February 27, 2013


This video montage of people refusing to cooperate with DHS "requests" at non-border checkpoints has been popping up hither and yon lately:

The message is, I gather: that you're not actually obligated to obey the agents' directives and if you refuse to follow the them they have no choice but to wave you through; and that this is because they have no legal authority to detain you or force you to answer their questions, routine and silly though they may be. So the way to interpret "I need you to pull over into the secondary checkpoint area and get out of your car" is merely as an expression of a personal desire that is meant to sound like a lawful order, and an acceptable response to it is "no thanks, I'll just be on my way." And they have to let you go.

Is this true? Or is it just a case of these people in these particular instances being so difficult that that the agents wave them through to get them out of their hair?
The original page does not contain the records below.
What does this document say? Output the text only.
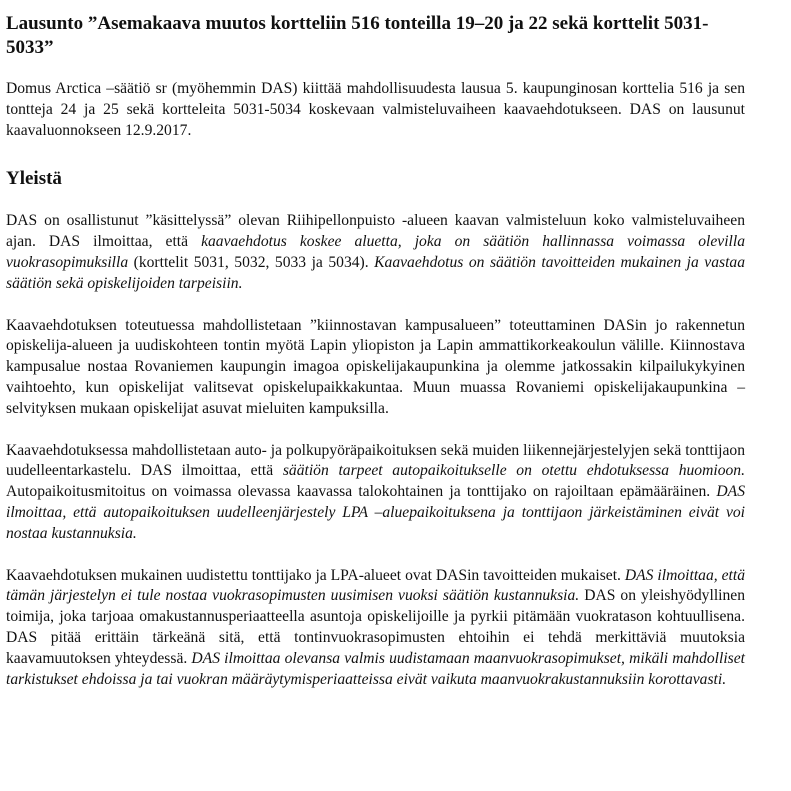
Lausunto ”Asemakaava muutos kortteliin 516 tonteilla 19–20 ja 22 sekä korttelit 5031-5033”

Domus Arctica –säätiö sr (myöhemmin DAS) kiittää mahdollisuudesta lausua 5. kaupunginosan korttelia 516 ja sen tontteja 24 ja 25 sekä kortteleita 5031-5034 koskevaan valmisteluvaiheen kaavaehdotukseen. DAS on lausunut kaavaluonnokseen 12.9.2017.

Yleistä

DAS on osallistunut ”käsittelyssä” olevan Riihipellonpuisto -alueen kaavan valmisteluun koko valmisteluvaiheen ajan. DAS ilmoittaa, että kaavaehdotus koskee aluetta, joka on säätiön hallinnassa voimassa olevilla vuokrasopimuksilla (korttelit 5031, 5032, 5033 ja 5034). Kaavaehdotus on säätiön tavoitteiden mukainen ja vastaa säätiön sekä opiskelijoiden tarpeisiin.

Kaavaehdotuksen toteutuessa mahdollistetaan ”kiinnostavan kampusalueen” toteuttaminen DASin jo rakennetun opiskelija-alueen ja uudiskohteen tontin myötä Lapin yliopiston ja Lapin ammattikorkeakoulun välille. Kiinnostava kampusalue nostaa Rovaniemen kaupungin imagoa opiskelijakaupunkina ja olemme jatkossakin kilpailukykyinen vaihtoehto, kun opiskelijat valitsevat opiskelupaikkakuntaa. Muun muassa Rovaniemi opiskelijakaupunkina –selvityksen mukaan opiskelijat asuvat mieluiten kampuksilla.

Kaavaehdotuksessa mahdollistetaan auto- ja polkupyöräpaikoituksen sekä muiden liikennejärjestelyjen sekä tonttijaon uudelleentarkastelu. DAS ilmoittaa, että säätiön tarpeet autopaikoitukselle on otettu ehdotuksessa huomioon. Autopaikoitusmitoitus on voimassa olevassa kaavassa talokohtainen ja tonttijako on rajoiltaan epämääräinen. DAS ilmoittaa, että autopaikoituksen uudelleenjärjestely LPA –aluepaikoituksena ja tonttijaon järkeistäminen eivät voi nostaa kustannuksia.

Kaavaehdotuksen mukainen uudistettu tonttijako ja LPA-alueet ovat DASin tavoitteiden mukaiset. DAS ilmoittaa, että tämän järjestelyn ei tule nostaa vuokrasopimusten uusimisen vuoksi säätiön kustannuksia. DAS on yleishyödyllinen toimija, joka tarjoaa omakustannusperiaatteella asuntoja opiskelijoille ja pyrkii pitämään vuokratason kohtuullisena. DAS pitää erittäin tärkeänä sitä, että tontinvuokrasopimusten ehtoihin ei tehdä merkittäviä muutoksia kaavamuutoksen yhteydessä. DAS ilmoittaa olevansa valmis uudistamaan maanvuokrasopimukset, mikäli mahdolliset tarkistukset ehdoissa ja tai vuokran määräytymisperiaatteissa eivät vaikuta maanvuokrakustannuksiin korottavasti.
If the agents really wanted to, could they legally force these people into submission? (As in, like, "all right all right, I am an American citizen okay? Stop tasing me…") The cases depicted seem to indicate they can't, or don't, and it sure seems like they would if they could.

If it is true, the point of the checkpoint program, in essence, is expressly to attempt to trick people into "voluntarily" surrendering their rights. Actual law enforcement does that, too, of course, routinely, and with more serious potential consequences, apparently, to those who demur. Such trickery is legal, I know. But it seems crazy that we employ armed public servants and specifically empower them to try to trick us into giving up our rights. In my naive view of the way things should be, such public servants would respect, preserve, and defend the rights of the public rather than seek clever ways to violate them.

Anyway, here's hoping the "sequester" hits this asinine "are you a citizen?" interrogation program as hard as it hits puppies and rainbows and butterflies and pretty ribbons in your hair.

And I still wonder if the message of the video is actually true.

added: from what I can tell, this is the guy featured in the first few clips, and evidently this stunt doesn't always end so well:

A difference there, I guess, is that a dog allegedly alerted to something or other. And yeah, the guy is a bit of a nut, but that doesn't mean he's wrong to question the notion that everyone should be subject to random searches and interrogations for the mere act of traveling through the country.

The Fourth Amendment is so riddled with exceptions and work-arounds that it is hard to guess what it may or may not protect or prohibit. The answers can be surprising even to the cynic, as with these border control checkpoints that happen to be located a hundred miles from any border, or, say, New York City's stop-and-frisk "program." Indeed, the Fourth Amendment, in practice, seems more and more like a ceremonial atavism that doesn't appear to prohibit very much at all. I'd like it to have turned out that the theory propounded in that video (that people, despite appearances to the contrary, are in fact free to travel through this country "unmolested") was true, but it doesn't seem to be quite true enough. Still, it's nice to see some people, nuts though they may be, challenging it, though I'd never be dumb enough or bold enough to challenge it myself.